Brasil: O fazendão do mundo

Lucas Villela Canôas 11/ago/2014, 22h29

*Por Lucas Villela Canôas

O agronegócio (que movimenta bilhões de reais ao ano, que ficam concentrados em poucas mãos) no Brasil surgiu nos moldes atuais (num modelo industrial) no fim do século XX. Com a chamada “revolução verde”, o uso de agrotóxicos, fertilizantes e sementes transgênicas (Com destaque da Monsanto, que criou o agente laranja) se espalharam pelo mundo e passaram a ser modelo de produção mundial. Isso sustenta vários problemas em nossa sociedade, que vão do uso da terra ao congresso nacional.

Desperdício de água e contaminação

O agronegócio é o setor que mais gasta água no Brasil, tudo isso por causa do modelo de irrigação, que é arcaico. Ele continua assim, pois os grandes latifundiários tem descontos (quando não pagam) a água usada, então não precisam fazer investimento para modernizar sua estrutura. Além do desperdício, a água (rios e lençóis freáticos) é constantemente contaminada por agrotóxicos, que é a segunda maior causa, de acordo com uma pesquisa feita pelo IBGE em 2011 (saneamento e meio ambiente). Essa poluição aumenta o custo do tratamento da água, quando o rio chega na cidade para ser captada e transformada em potável, mas além disso, muitas populações ribeirinhas não tem acesso ao tratamento de água e bebem a água contaminada.

E a concentração de terra?

O Brasil tem uma concentração de terra absurda, que vem desde a colonização com as capitanias hereditárias.

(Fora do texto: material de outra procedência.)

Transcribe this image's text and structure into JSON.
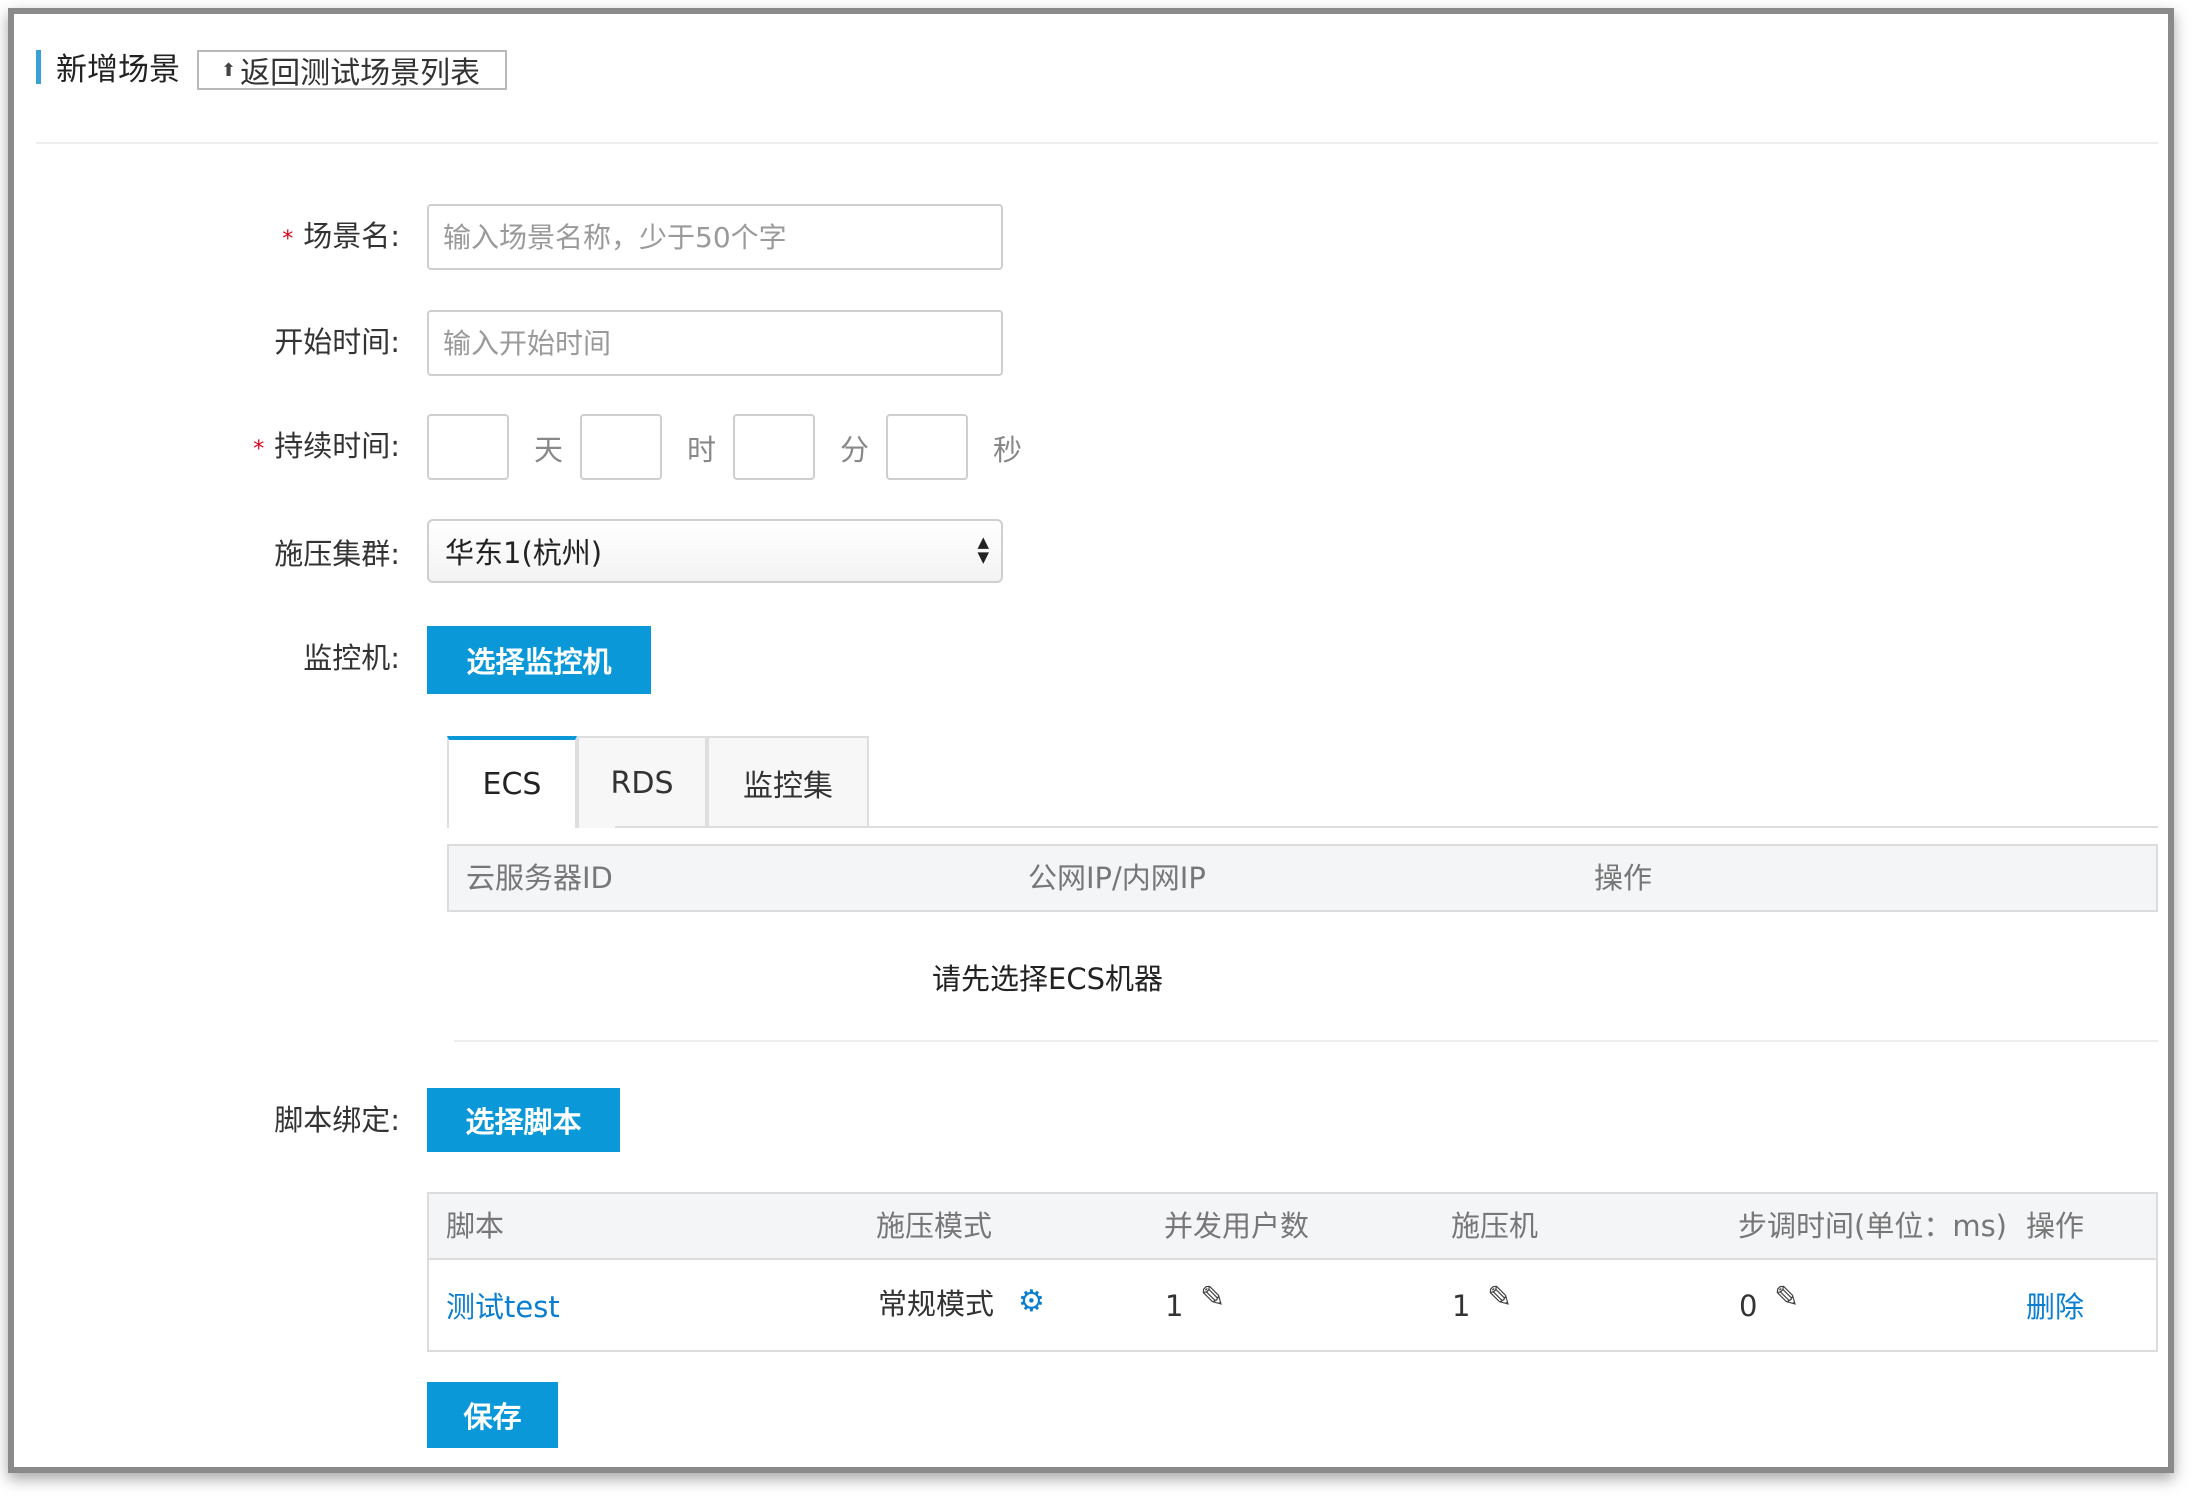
{
  "header": {
    "title": "新增场景",
    "back_label": "返回测试场景列表"
  },
  "form": {
    "scene_name": {
      "label": "场景名:",
      "placeholder": "输入场景名称，少于50个字",
      "required": true
    },
    "start_time": {
      "label": "开始时间:",
      "placeholder": "输入开始时间"
    },
    "duration": {
      "label": "持续时间:",
      "required": true,
      "units": [
        "天",
        "时",
        "分",
        "秒"
      ]
    },
    "cluster": {
      "label": "施压集群:",
      "value": "华东1(杭州)"
    },
    "monitor": {
      "label": "监控机:",
      "button": "选择监控机"
    },
    "script": {
      "label": "脚本绑定:",
      "button": "选择脚本"
    },
    "save": "保存"
  },
  "monitor_tabs": [
    {
      "label": "ECS",
      "active": true
    },
    {
      "label": "RDS",
      "active": false
    },
    {
      "label": "监控集",
      "active": false
    }
  ],
  "monitor_table": {
    "columns": [
      "云服务器ID",
      "公网IP/内网IP",
      "操作"
    ],
    "empty_text": "请先选择ECS机器"
  },
  "script_table": {
    "columns": [
      "脚本",
      "施压模式",
      "并发用户数",
      "施压机",
      "步调时间(单位：ms)",
      "操作"
    ],
    "rows": [
      {
        "script": "测试test",
        "mode": "常规模式",
        "users": "1",
        "machines": "1",
        "pacing": "0",
        "action": "删除"
      }
    ]
  },
  "colors": {
    "accent": "#0a98d8",
    "link": "#0a7fd1",
    "required": "#d9001b"
  }
}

Em 2010, 2,5% dos grandes proprietários detinham 55,8% das terras no Brasil (sendo 40% improdutiva) e 97,5% ficavam com 44,2% da terra. Essa concentração piora com o tempo, pois o modelo do agronegócio expulsa o pequeno agricultor, que não tem grande capital para investir em agrotóxico, fertilizantes e sementes transgênicas e caso queira pedir um empréstimo ao banco, tem que garantir que usa esses produtos.

O cara que é expulso do campo pelo agronegócio, tenta a sorte na cidade e na maioria das vezes mora em áreas sem infraestrutura, um movimento que faz a cidade inchar e que dá lucro pro especuladores imobiliários. Com esse crescimento desordenado, o concreto engole nossos mananciais, que é onde a captamos a maioria de nossa água.

A maioria dos latifúndios são improdutivos (não cumprem função social), mas os produtivos geralmente fazem soja (para posteriormente alimentar animais) ou para exportação (alimentar gringos), ou seja pouco fica para alimentar a população brasileira, cerca de 60% da alimentação do nosso povo é garantida pela pequena propriedade, ou seja: agriculta familiar.

Ou seja, nós ficamos com nossas terras concentradas nas mãos de poucos, contaminam nosso solo, nossa água, esses poucos obtêm retorno financeiro e nós ficamos com o resto!

Para onde vai o retorno financeiro?

protesto contra o novo código florestal - 2012

protesto contra o novo código florestal – 2012

O retorno financeiro vai por exemplo, para as campanhas eleitorais. No Brasil temos algumas empresas que se destacam como por exemplo a JBS (uma das maiores empresas do mundo no ramo alimentício), Bunge, Cosan, Syngenta e muitas outras. Com este tipo de financiamento, as empresas elegem a chamada bancada ruralista, que rasga nosso meio ambiente. Como foi o caso do novo código florestal (Aldo Rebelo), em que os deputados votaram em benefício dos grandes latifundiários, e pela ampliação da destruição do meio ambiente.

Charge do Latuff

Charge do Latuff

Os mesmos caras empacam a demarcação de terras indígenas e desejam também tornar o processo de decisão de demarcação, uma tarefa do congresso nacional, que na prática é colocar o latifundiário para decidir a demarcação.

Vira e mexe, essa mesma bancada ruralista se junta à chamada bancada evangélica, para rasgarem os direitos humanos. Recentemente um vídeo de um deputado da bancada ruralista circulou pelas redes, em que ele declara seu ódio contra homossexuais, indígenas e quilombolas.

Então o agronegócio vai engolindo nossa terra, expulsando a população camponesa, envenenando nossa água, matando nossos índios e camponeses.

 

*Por Lucas Villela Canôas, militante do Juntos Campinas!